En lo tocante al neo-olimpismo de Coubertin, su historia ha sido contada demasiadas veces —la última vez con ocasión de los Juegos Olímpicos de 1996— como para que yo tenga que repetir aquí algo más que lo elemental. También han sido encomiadas hasta la saciedad las tres fuentes y las tres partes integrantes del sistema religioso-deportivo de Coubertin. Éstas se pueden encontrar en las ideas gimnofilosóficas de John Ruskin acerca del denominado eúrythmos,1 los neo-helenísticos Olympian Games, del doctor Brooke, en la ciudad inglesa de Shropshire (que tuvieron lugar desde mediados del siglo XIX) y en los Festspiele de Richard Wagner en Bayreuth, en los cuales se retomaba, en toda su articulación, el arquetipo de un culto moderno a la edificación elitista y comunitaria, a seis mil pies de distancia de la cotidianidad industrial y de la división de clases. Aparte de eso, se ha hecho referencia, para explicar la transferencia del impulso totalizador, al efecto inspirador de la Exposition Universelle, que tuvo lugar en París en 1889. Desde esta óptica, el olimpismo aparecería como una globalización, acorde con los tiempos modernos, del deporte.2
Ya el famoso Congreso de la Sorbona para el “restablecimiento de los Juegos Olímpicos”, en 1894, juntaba esos ingredientes —enriquecidos con los propios motivos socialterapéuticos y pedagógicos de Coubertin— en una mezcla de gran efecto. De Coubertin nos informa en sus Memorias cómo en la sesión inaugural de la Sorbona, el 16 de junio de 1894, fue interpretado por primera vez ante dos mil “entusiasmados oyentes”, el Hymne an Apoll (para coro, arpa, flauta y dos clarinetes bajos, Opus 64), compuesto para esta ocasión por Gabriel Fauré, siguiendo la inscripción descubierta poco antes en la Cámara del Tesoro de los Atenienses, en Delfos: “Se fue expandiendo una especie de excitación escalonada, como si el antiguo eúrythmos se trasluciera por entre aquellos tiempos lejanos. De este modo, el helenismo tuvo su entrada en un vasto espacio”.3
El congreso parisino determinaba, igualmente, las notas características fundamentales de los Juegos y de la organización encargada de los mismos: el turno cuatrianual, que, como un nuevo calendario religioso, debía articular el tiempo para siempre, la dictadura ilustrada de la presidencia del Comité Olímpico Internacional, luego corroborada por la elección como presidente vitalicio de Coubertin, el carácter moderno de la definición del deporte, la equiparación de los distintos tipos de deporte, la exclusión en él de los niños, el principio de la circularidad de los Juegos, el amateurismo (que, sin embargo, siguió siendo discutido, hasta que fue suspendido en 1976), el internacionalismo y el principio de la pax olimpica. Además, se eligió Atenas como lugar de celebración de los primeros Juegos y París como la ciudad para celebrar los segundos, indicando así tanto el lugar de nacimiento de los Juegos como el de su renacimiento. No podía sospecharse que los Juegos Olímpicos celebrados en París en 1900 iban a marcar el punto más bajo de la historia del olimpismo: pasaron casi inadvertidos al lado de la Exposition Universelle que simultáneamente tenía lugar, de lo cual se aprendió que no es practicable la organización simultánea de dos fiestas de ámbito universal.

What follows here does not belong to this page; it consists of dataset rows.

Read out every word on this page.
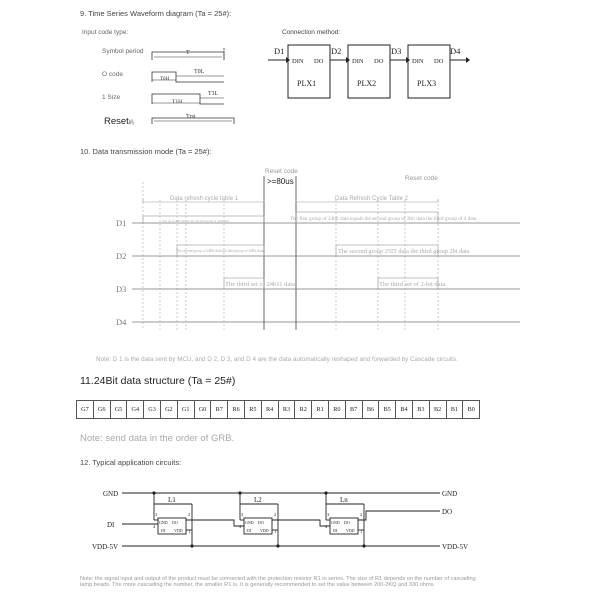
9. Time Series Waveform diagram (Ta = 25#):
Input code type:	Connection method:
Symbol period
O code
1 Size
Reset码
T
T0L
T0H
T1L
T1H
Trst
D1	D2	D3	D4
DIN DO	DIN DO	DIN DO
PLX1	PLX2	PLX3
10. Data transmission mode (Ta = 25#):
Reset code
>=80us	Reset code
Data refresh cycle table 1	Data Refresh Cycle Table 2
D1
D2
D3
D4
One set of 24B data for D1 the third group of 24bit data	The first group of 24bit data equals the second group of 2bit data the third group of 4 data
The second group of 24Bit data the third group of 24Bit data	The second group 25IT data the third group 2bi data
The third set of 24b11 data	The third set of 2-bit data
Note: D 1 is the data sent by MCU, and D 2, D 3, and D 4 are the data automatically reshaped and forwarded by Cascade circuits.
11.24Bit data structure (Ta = 25#)
G7	G6	G5	G4	G3	G2	G1	G0	R7	R6	R5	R4	R3	R2	R1	R0	B7	B6	B5	B4	B3	B2	B1	B0
Note: send data in the order of GRB.
12. Typical application circuits:
GND	GND
DI
DO
VDD-5V	VDD-5V
L1	L2	Ln
GND DO
DI VDD
GND DO
DI VDD
GND DO
DI VDD
3	2
4
1
3	2
4
1
3	2
4
1
Note: the signal input and output of the product must be connected with the protection resistor R1 in series. The size of R1 depends on the number of cascading lamp beads. The more cascading the number, the smaller R1 is. It is generally recommended to set the value between 200-2KQ and 330 ohms.
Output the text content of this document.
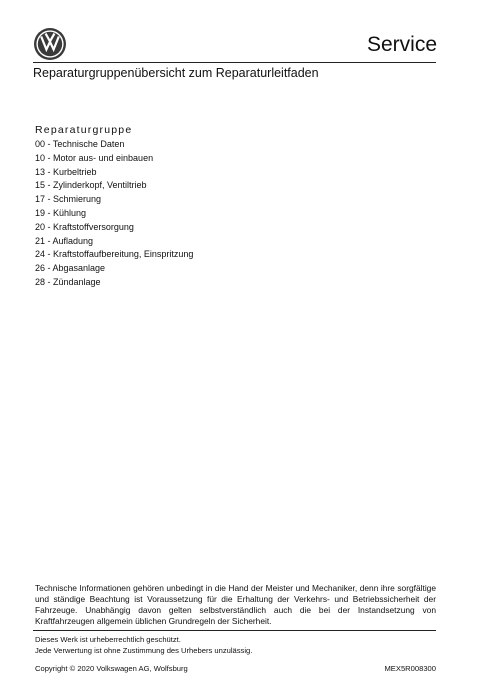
Service
Reparaturgruppenübersicht zum Reparaturleitfaden
Reparaturgruppe
00 - Technische Daten
10 - Motor aus- und einbauen
13 - Kurbeltrieb
15 - Zylinderkopf, Ventiltrieb
17 - Schmierung
19 - Kühlung
20 - Kraftstoffversorgung
21 - Aufladung
24 - Kraftstoffaufbereitung, Einspritzung
26 - Abgasanlage
28 - Zündanlage
Technische Informationen gehören unbedingt in die Hand der Meister und Mechaniker, denn ihre sorgfältige und ständige Beachtung ist Voraussetzung für die Erhaltung der Verkehrs- und Betriebssicherheit der Fahrzeuge. Unabhängig davon gelten selbstverständlich auch die bei der Instandsetzung von Kraftfahrzeugen allgemein üblichen Grundregeln der Sicherheit.
Dieses Werk ist urheberrechtlich geschützt.
Jede Verwertung ist ohne Zustimmung des Urhebers unzulässig.
Copyright © 2020 Volkswagen AG, Wolfsburg	MEX5R008300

Los primeros Juegos Olímpicos de los tiempos modernos fueron inaugurados, de hecho, al cabo ya de dos años con gran aparato ceremonial bajo el patronazgo del rey de Grecia, como una celebración puramente andrológica, pues, como es sabido, el entusiasta barón tenía en poco el deporte femenino, queriendo ver limitado el papel de la mujer en los Juegos al momento en que esta ofrece al vencedor la rama de olivo o le coloca la corona en la cabeza. El hecho de que Pierre de Coubertin no pudiera salir adelante con el lema taceat mulier in arena no fue más que el comienzo de una serie de derrotas en la realización práctica de su “religión de los músculos”. Entre los resultados con mayores consecuencias de los primeros Juegos se incluye el que gracias al donativo de un gran mecenas pudiera ser restaurado y puesto de nuevo en funcionamiento el Estadio Panatenaico de Atenas, que databa de la época en que Grecia era provincia romana; esto constituyó el preludio de un renacimiento del siglo XX, basado en el estadio y en la palestra, que sigue atrayendo hasta hoy a las nuevas arquitecturas del evento hacia la línea de las formas primigenias del mismo.4 Hasta los monjes del monte Athos habrían aportado dinero para la suscripción olímpica, como si siguieran la corazonada de que en la lejana Atenas entrarían de nuevo en escena los imitadores modernos de sus propios —y desvanecidos— modelos primigenios (¿no se habían llamado los primeros monjes del cristianismo oriental los “atletas de Cristo” y congregado en campos de entrenamiento que se llamaban asketería?).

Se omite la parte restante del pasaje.